From: firstname.lastname@example.org (Andy Dingley)
Subject: Re: Snowchains on a Toyota 4x4?
Date: Fri, 29 Dec 1995 02:54:13 GMT
Reed Keel <email@example.com> wrote:
>I'm taking my truck skiing this weekend. It's a '92 Toyota
>4x4 w/31"x10.5 off road tires.
Forget the size, what's the tread pattern ?
> One person told me I would have
>to experience blizzard conditions before I'd need snowchains.
And you're going to a ski resort ? What makes you think you won't have
a blizzard ? BTW - If you suddenly need snowchains, you _need_
>IMHO, I'm gonna need chains if I will be driving in any
>icy conditions...but I don't want to fork out $70 for chains
>I won't use.
A mere $70 for chains in that size ? Consider yourself lucky and buy
them now. In the UK you're looking at 180 pounds / axle for chains
Beware of "easy fit" chains that have a hoop over the back of the
tyre. If you have off-road tyres with big cleats in the tread pattern
then these can cause problems. You put them on and drive off, then a
few yards further the chain has dropped into the cleats and the chains
are loose. If you're going to drive around in an over-sized vehicle,
then you're going to have to get a real set of chains.
>Also, if I do need chains, which axle should I put them on.
>Front tires in 4wd?
Stick them whichever end you like, neither is particularly good (Both
axles are much better).

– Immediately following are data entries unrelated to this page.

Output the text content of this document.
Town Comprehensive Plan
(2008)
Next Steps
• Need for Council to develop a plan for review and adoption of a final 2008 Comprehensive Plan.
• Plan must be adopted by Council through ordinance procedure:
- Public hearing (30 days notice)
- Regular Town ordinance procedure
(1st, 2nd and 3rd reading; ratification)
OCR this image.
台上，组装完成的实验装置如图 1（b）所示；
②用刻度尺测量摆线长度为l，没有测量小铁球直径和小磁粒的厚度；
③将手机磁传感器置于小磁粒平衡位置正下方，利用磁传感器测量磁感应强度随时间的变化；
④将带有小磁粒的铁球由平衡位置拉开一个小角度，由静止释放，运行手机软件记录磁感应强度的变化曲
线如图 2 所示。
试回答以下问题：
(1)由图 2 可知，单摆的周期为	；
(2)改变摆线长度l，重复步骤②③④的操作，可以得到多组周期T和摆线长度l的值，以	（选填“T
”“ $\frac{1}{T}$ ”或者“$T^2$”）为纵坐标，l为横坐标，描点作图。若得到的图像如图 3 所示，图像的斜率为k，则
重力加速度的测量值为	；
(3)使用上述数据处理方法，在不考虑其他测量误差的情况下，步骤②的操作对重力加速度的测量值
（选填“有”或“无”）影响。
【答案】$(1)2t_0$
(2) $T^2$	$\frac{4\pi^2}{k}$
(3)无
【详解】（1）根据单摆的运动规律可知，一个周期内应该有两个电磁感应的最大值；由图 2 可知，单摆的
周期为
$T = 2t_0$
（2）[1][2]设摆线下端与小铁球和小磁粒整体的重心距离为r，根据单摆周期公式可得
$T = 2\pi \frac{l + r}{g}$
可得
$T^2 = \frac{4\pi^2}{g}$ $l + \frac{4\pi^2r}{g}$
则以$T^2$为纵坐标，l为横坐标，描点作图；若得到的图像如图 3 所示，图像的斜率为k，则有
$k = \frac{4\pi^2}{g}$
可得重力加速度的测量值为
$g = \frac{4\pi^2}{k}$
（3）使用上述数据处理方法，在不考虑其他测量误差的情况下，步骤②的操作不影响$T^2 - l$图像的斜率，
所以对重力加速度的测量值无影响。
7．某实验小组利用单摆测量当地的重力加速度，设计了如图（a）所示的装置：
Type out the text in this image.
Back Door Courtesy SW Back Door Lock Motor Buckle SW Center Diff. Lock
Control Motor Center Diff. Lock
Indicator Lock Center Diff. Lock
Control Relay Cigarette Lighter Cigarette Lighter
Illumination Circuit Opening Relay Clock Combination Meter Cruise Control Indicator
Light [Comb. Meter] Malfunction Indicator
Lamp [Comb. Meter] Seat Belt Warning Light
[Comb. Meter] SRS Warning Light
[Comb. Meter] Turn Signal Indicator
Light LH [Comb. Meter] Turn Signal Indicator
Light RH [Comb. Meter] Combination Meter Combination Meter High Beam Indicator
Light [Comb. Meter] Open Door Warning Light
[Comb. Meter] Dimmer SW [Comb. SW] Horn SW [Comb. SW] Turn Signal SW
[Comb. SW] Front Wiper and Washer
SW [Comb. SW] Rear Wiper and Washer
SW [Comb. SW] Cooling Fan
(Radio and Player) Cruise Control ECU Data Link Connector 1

Front is usually better, especially going
downhill on hairpins, but remember you're now effectively driving a
front-wheel drive vehicle. It all handles beautifully at first, but
once you lose it on a corner you have _lost_ it for good. Take it
If you're heavily loaded, and you hit a steep hill upwards, then you
may need to shift them to the back axle.
If you have a centre diff lock, then use it where appropriate. If
you're sliding the unchained axle around continuously, then engage the
diff lock. There are few conditions when you really need chains and
you won't have the diff lock engaged.
Andy Dingley firstname.lastname@example.org
alt.flame - Making the world a safer place for postal workers.